Bell pensaba que cada hombre puede transformar su mundo de monotonía en otro aventurero si desarrollaba sus facultades de observación. Desconfiaba, además, de la policía: "De un policía ordinario no se puede esperar que esté ocho horas de pie y que luego desarrolle un gran esfuerzo mental", afirmaba. Y Conan Doyle incorporó anécdotas reales sobre el poder deductivo de Bell en las salas de la enfermería a las tramas de Las cinco semillas de naranja o El intérprete griego. Cuando Doyle vio al doctor por última vez, este contaba con cuarenta y cuatro años. En 1893 y un año antes de su muerte, Robert Louis Stevenson preguntó a Conan Doyle en una carta escrita desde Samoa -"Hay una sola cosa que me preocupa. ¿Podría ser este mi viejo amigo Joe Bell?"-, refiriéndose a Sherlock Holmes.

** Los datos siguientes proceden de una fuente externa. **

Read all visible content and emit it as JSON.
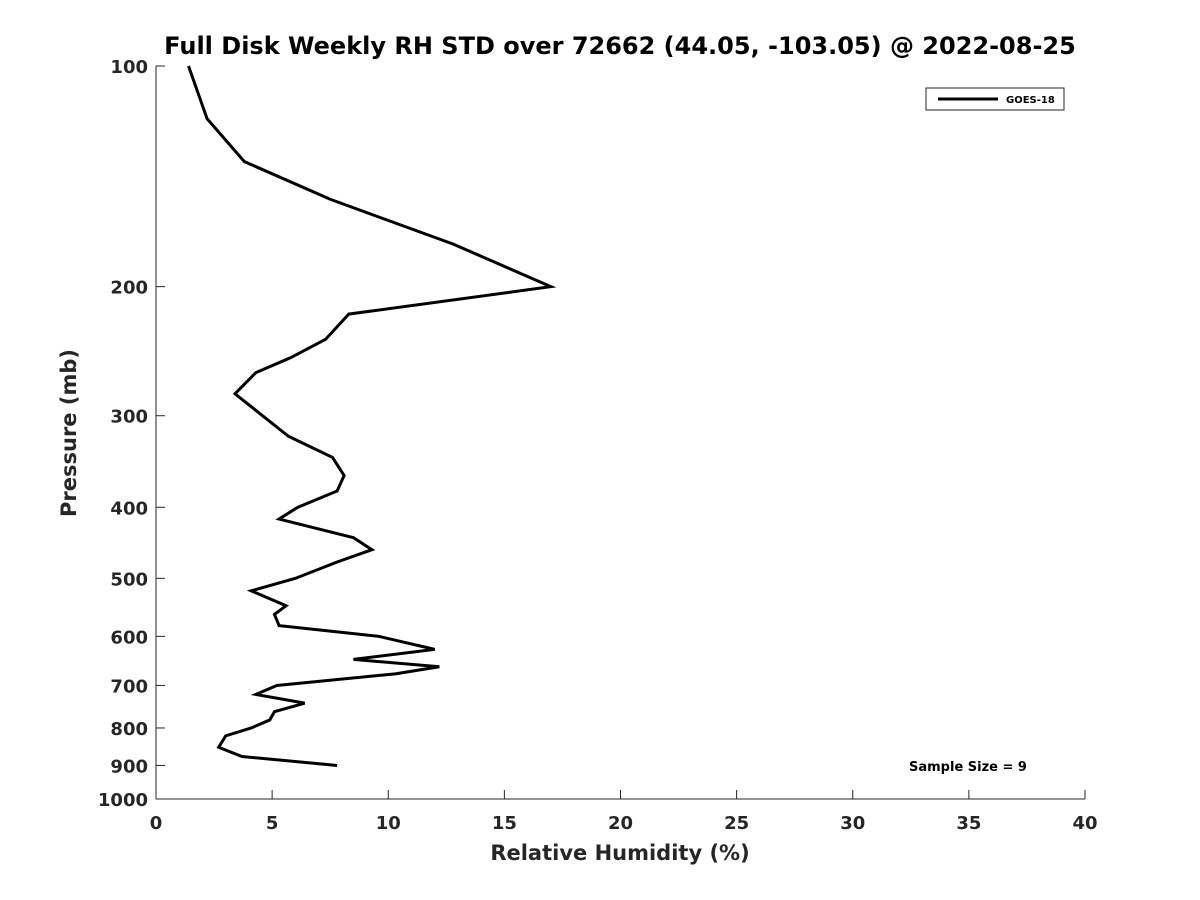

El doctor Bell murió en el mes de octubre de 1911, a los setenta y cuatro años. A sus impresionantes funerales asistieron innumerables enfermeras, los Seaforth Highlanders, un gran número de influyentes médicos y centenares de pobres que habían sido tratados por él. Sí, estaba muerto, pero su alter ego de ficción siguió luchando contra el crimen mucho tiempo después.